Bahkan beberapa waktu lalu, seorang guru di SMAN 1 Torjun, Sampang, bernama Ahmad Budi Cahyono harus meregang nyawa setelah dianiaya siswanya sendiri.

Belum hilang amarah masyarakat karena meninggalnya Ahmad Budi, kini muncul lagi sebuah video seorang siswa yang berani menantang kepala sekolahnya untuk berkelahi. Aduh!

Rekaman tersebut dibagikan oleh seorang netizen bernama Eris Riswandi. Dalam video berdurasi 30 detik tersebut, seorang siswa laki-laki awalnya terlihat duduk sambil berbicara dengan seseorang.

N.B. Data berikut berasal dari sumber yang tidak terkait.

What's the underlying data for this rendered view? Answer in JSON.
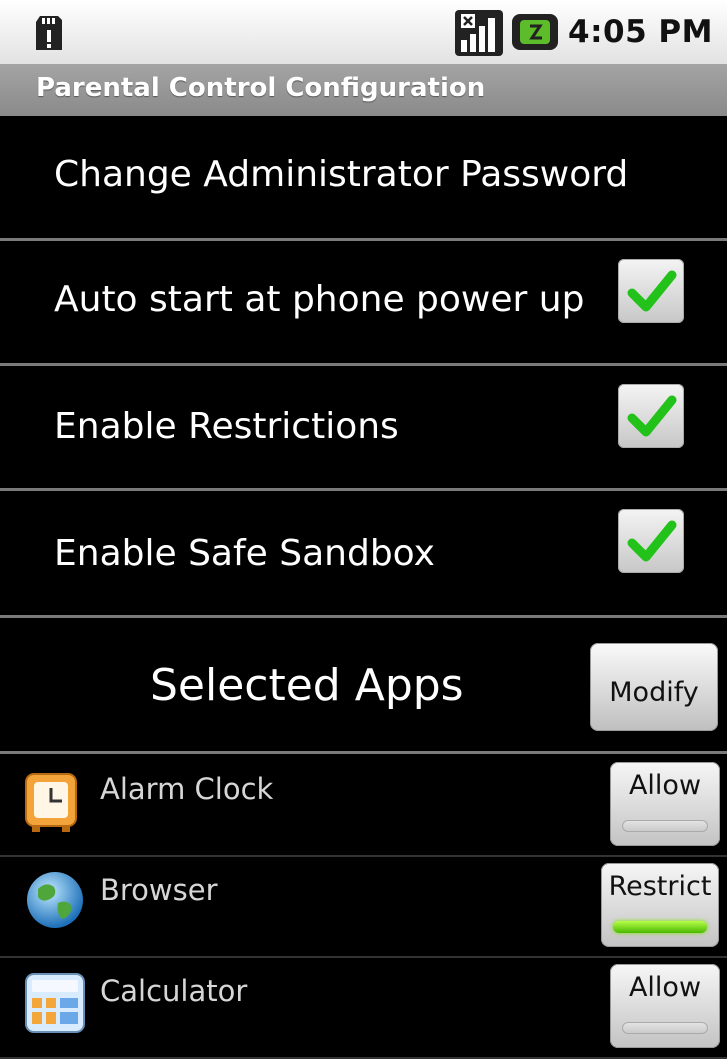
{
  "status_bar": {
    "time": "4:05 PM",
    "icons": [
      "sd-card-icon",
      "signal-icon",
      "battery-icon"
    ]
  },
  "title_bar": {
    "title": "Parental Control Configuration"
  },
  "settings": {
    "change_password": {
      "label": "Change Administrator Password"
    },
    "auto_start": {
      "label": "Auto start at phone power up",
      "checked": true
    },
    "enable_restrictions": {
      "label": "Enable Restrictions",
      "checked": true
    },
    "enable_sandbox": {
      "label": "Enable Safe Sandbox",
      "checked": true
    }
  },
  "selected_apps": {
    "title": "Selected Apps",
    "modify_label": "Modify",
    "apps": [
      {
        "name": "Alarm Clock",
        "icon": "alarm-clock-icon",
        "button_label": "Allow",
        "indicator_on": false
      },
      {
        "name": "Browser",
        "icon": "globe-icon",
        "button_label": "Restrict",
        "indicator_on": true
      },
      {
        "name": "Calculator",
        "icon": "calculator-icon",
        "button_label": "Allow",
        "indicator_on": false
      }
    ]
  },
  "colors": {
    "checkmark": "#22c21a",
    "indicator_on": "#7fe000",
    "title_bar": "#999999"
  }
}
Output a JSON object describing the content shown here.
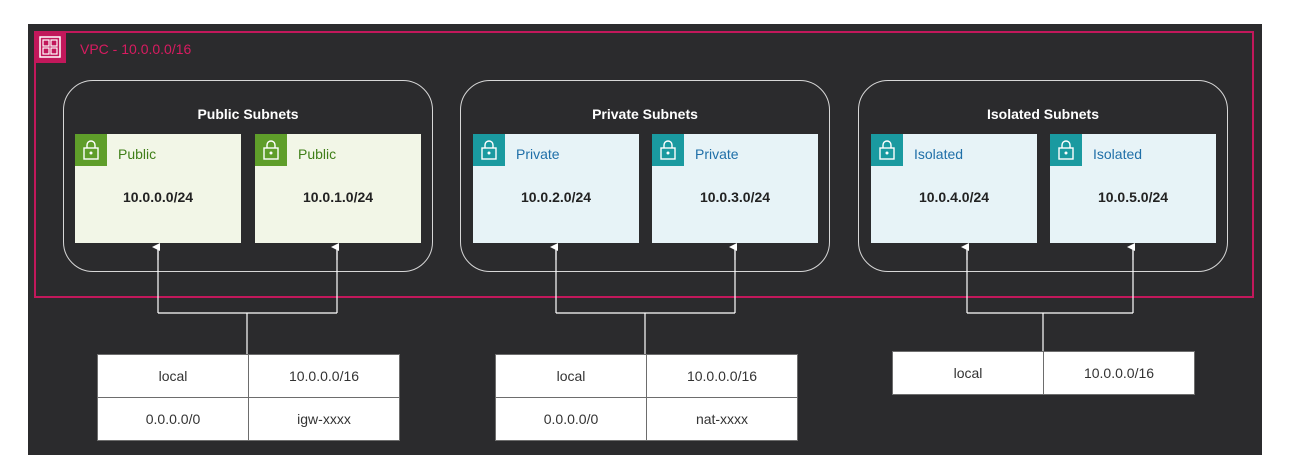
{
  "vpc": {
    "label": "VPC - 10.0.0.0/16",
    "accent": "#c2185b",
    "icon": "vpc-icon"
  },
  "groups": [
    {
      "title": "Public Subnets",
      "subnets": [
        {
          "name": "Public",
          "cidr": "10.0.0.0/24",
          "icon": "lock-icon"
        },
        {
          "name": "Public",
          "cidr": "10.0.1.0/24",
          "icon": "lock-icon"
        }
      ],
      "route_table": [
        [
          "local",
          "10.0.0.0/16"
        ],
        [
          "0.0.0.0/0",
          "igw-xxxx"
        ]
      ]
    },
    {
      "title": "Private Subnets",
      "subnets": [
        {
          "name": "Private",
          "cidr": "10.0.2.0/24",
          "icon": "lock-icon"
        },
        {
          "name": "Private",
          "cidr": "10.0.3.0/24",
          "icon": "lock-icon"
        }
      ],
      "route_table": [
        [
          "local",
          "10.0.0.0/16"
        ],
        [
          "0.0.0.0/0",
          "nat-xxxx"
        ]
      ]
    },
    {
      "title": "Isolated Subnets",
      "subnets": [
        {
          "name": "Isolated",
          "cidr": "10.0.4.0/24",
          "icon": "lock-icon"
        },
        {
          "name": "Isolated",
          "cidr": "10.0.5.0/24",
          "icon": "lock-icon"
        }
      ],
      "route_table": [
        [
          "local",
          "10.0.0.0/16"
        ]
      ]
    }
  ],
  "colors": {
    "background": "#2b2b2d",
    "public_fill": "#f2f6e7",
    "public_icon": "#5f9e2a",
    "private_fill": "#e7f3f7",
    "private_icon": "#1a9aa0"
  }
}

video siswa tantang kepala sekolah berkelahi © 2018 facebook

Tak berapa lama, masuk seorang pria berseragam PNS yang diduga kepala sekolah. Seketika siswa laki-laki dalam video itu langsung mengacungkan tangannya ke arah pria berseragam PNS tersebut.

video siswa tantang kepala sekolah berkelahi © 2018 facebook

Siswa laki-laki itu juga terdengar mengucapkan kata-kata kasar. Ia kemudian melepas seragamnya dan menantang pria tersebut.

video siswa tantang kepala sekolah berkelahi © 2018 facebook

"Ayo di lapangan aja pak!" ucap siswa tersebut.

Video yang diduga direkam di Purbalingga, Jawa Tengah, itu pun seketika viral di media sosial. Hingga berita ini diturunkan, video tersebut telah dibagikan 13 ribu kali dan mendapat ribuan komentar netizen yang ikut geram dengan kelakuan siswa tersebut.

"Sekarang anak-anak sekolah sudah tidak bisa dijewer, digampar, ditendang, dll. Kena dikit aja guru langsung dipidanakan. Jadi kalo ada anak yg nilainya tidak baik, akhlak tidak baik, dan tidak mau dididik, langsung kembalikan ke orang tuanya. Jangan diperam di sekolah, malah jadi sampah," komentar akun @Haman Riatno.

"Demikianlah efek dari HAM, guru gak boleh jewer, dll. Jadi siswa ngelunjak, jadi guru sekarang hanya menyampaikan materi tanpa bisa menanamkan nilai-nilai Budi pekerti dll. Karena saat siswa kelakuan seperti itu guru gak punya wewenang untuk menghukum dll.. Nyubit dikit guru masuk penjara. Jadi kami saat ini tenaga pendidik serba salah," sambung akun @Adi Al-Palembany.